Having had what can only be described as two years from hell, full of earthquakes and upheavals, illness and injuries, changes and rebuilding, moving work several times, and Jenah’s passing, it sometimes is hard to see what there is to give thanks for.  I try to be a glass half-full kinda guy, so here are ten of the many things I am thankful for this Thanksgiving.
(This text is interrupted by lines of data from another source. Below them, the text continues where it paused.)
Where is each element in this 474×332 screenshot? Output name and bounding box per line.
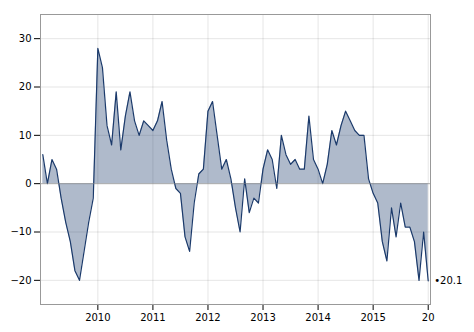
svg-text:30: 30	[19, 33, 32, 44]
svg-text:2011: 2011	[140, 312, 165, 323]
svg-text:−10: −10	[10, 226, 31, 237]
svg-text:0: 0	[25, 178, 31, 189]
svg-text:20: 20	[422, 312, 435, 323]
svg-text:20: 20	[19, 81, 32, 92]
svg-text:2010: 2010	[85, 312, 110, 323]
svg-text:2012: 2012	[195, 312, 220, 323]
svg-text:2013: 2013	[250, 312, 275, 323]
svg-text:2014: 2014	[305, 312, 330, 323]
svg-text:10: 10	[19, 130, 32, 141]
svg-text:2015: 2015	[360, 312, 385, 323]
svg-text:•20.1: •20.1	[434, 275, 462, 286]
svg-text:−20: −20	[10, 275, 31, 286]
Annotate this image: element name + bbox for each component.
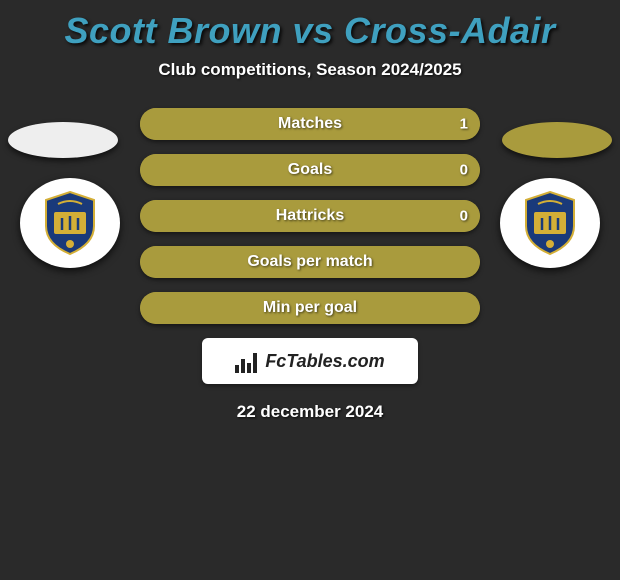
stat-value-player2: 0 <box>460 162 468 179</box>
stat-label: Matches <box>278 115 342 133</box>
stat-fill-player2 <box>310 154 480 186</box>
stat-fill-player1 <box>140 154 310 186</box>
stat-label: Goals <box>288 161 332 179</box>
fctables-watermark: FcTables.com <box>202 338 418 384</box>
fctables-label: FcTables.com <box>265 351 384 372</box>
stat-label: Hattricks <box>276 207 344 225</box>
stat-row: Goals 0 <box>140 154 480 186</box>
subtitle: Club competitions, Season 2024/2025 <box>0 60 620 80</box>
stats-container: Matches 1 Goals 0 Hattricks 0 Goals per match M… <box>0 108 620 324</box>
date-label: 22 december 2024 <box>0 402 620 422</box>
stat-row: Min per goal <box>140 292 480 324</box>
stat-row: Hattricks 0 <box>140 200 480 232</box>
stat-value-player2: 1 <box>460 116 468 133</box>
stat-label: Goals per match <box>247 253 372 271</box>
page-title: Scott Brown vs Cross-Adair <box>0 0 620 60</box>
bar-chart-icon <box>235 349 259 373</box>
stat-value-player2: 0 <box>460 208 468 225</box>
stat-row: Goals per match <box>140 246 480 278</box>
stat-row: Matches 1 <box>140 108 480 140</box>
stat-label: Min per goal <box>263 299 357 317</box>
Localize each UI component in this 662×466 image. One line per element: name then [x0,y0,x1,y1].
  1. I am thankful to God for giving me all the days in my life so far and all the days to come.  He has given me the ability to love, to think rationally, to laugh, to cry, to show strength at the darkest of hours, to have all my facilities and my good health, and to enjoy life; I thank Him for this and for the talents He has given me.  He or His emissaries were watching over us in all the earthquakes, some of which were terrifyingly violent and killed others.  We were guided out of the darkness and into the light.
  2. I am thankful to my family and friends for loving me through my rough patches and happy days.  I realise I haven’t been the easiest person to be around in the last few years, bobbing between overwhelmingly passionate about some things I have no control over and underwhelmingly passive about other things I do have control over.
  3. I am thankful to Noel for standing by me through thick and thin.  His strength throughout the quakes, in stark contrast to my collapsing bravado, helped me get through it.  We make a great team, working through the quakes to relocate, renovate, and rebuild the school over several months.
  4. I am thankful to my work colleagues for circling the wagons after the quakes struck to make sure the school continued in one form or another.  Our strength as a team repelled all the naysayers and kept our students learning as best they could with the resources available.  Together, we rebuilt, and it was so wonderful to finally be back under one roof in January 2012.
  5. I am thankful for all those people who stood by the school in our darkest hours and as we rebuilt.  I am thankful for all those experts and skilled tradesmen and people (including the Prime Minister, John Key!) who helped us rebuild and recover in their own way.  It’s easier to work together as a team than to pull something down.
  6. I am thankful for the opportunities I’ve been presented in my life.  Sometimes I’m at the right place at the right time, and sometimes it’s just sheer determination and elbow grease and hard work that gets me to where I need to be.
  7. I am thankful I’m able to travel back to the US to see my friends and family once a year.  This was extremely important this year because I needed to “ground” myself again, and what better place to do it than the place where you came from?
  8. I am thankful to have such loving and wonderful pets.  I don’t know what we did to deserve them in our lives, but we try to give all the love and care we can.  Even though Jenah passed this year, I am thankful she was a part of our lives for nearly 16 years.  Had the SPCA worker not pointed her out to us that fateful day in November 1996, our paths may have never crossed, and she would have had a much shorter life.  I pray Jenah is at peace and happy now, frolicking in Heaven’s meadows with Celeste, Fay, Nyota, Midnight, Cody, and Cindy.
  9. I am thankful for Christmas trees and Christmas lights.  They cheer me up to no end, and I can sit there and stare at them in wonder for hours.
  10. I am thankful I live in a wonderful country with strong safety nets to rescue those people worse off than us.  Kiwis are wonderfully friendly, open-minded, tolerant people, and, while the country has its problems, New Zealand is a pretty good place to live.

If you celebrate Thanksgiving where you live, I hope you and your loved ones enjoy your special day together.  Use it to think back on all the blessings you had in the last year, to reflect on what went right, to thank whatever deity you believe in, and to marvel in the special bonds we all form in this funny old thing called life.

Kia ora / be well from Aotearoa New Zealand.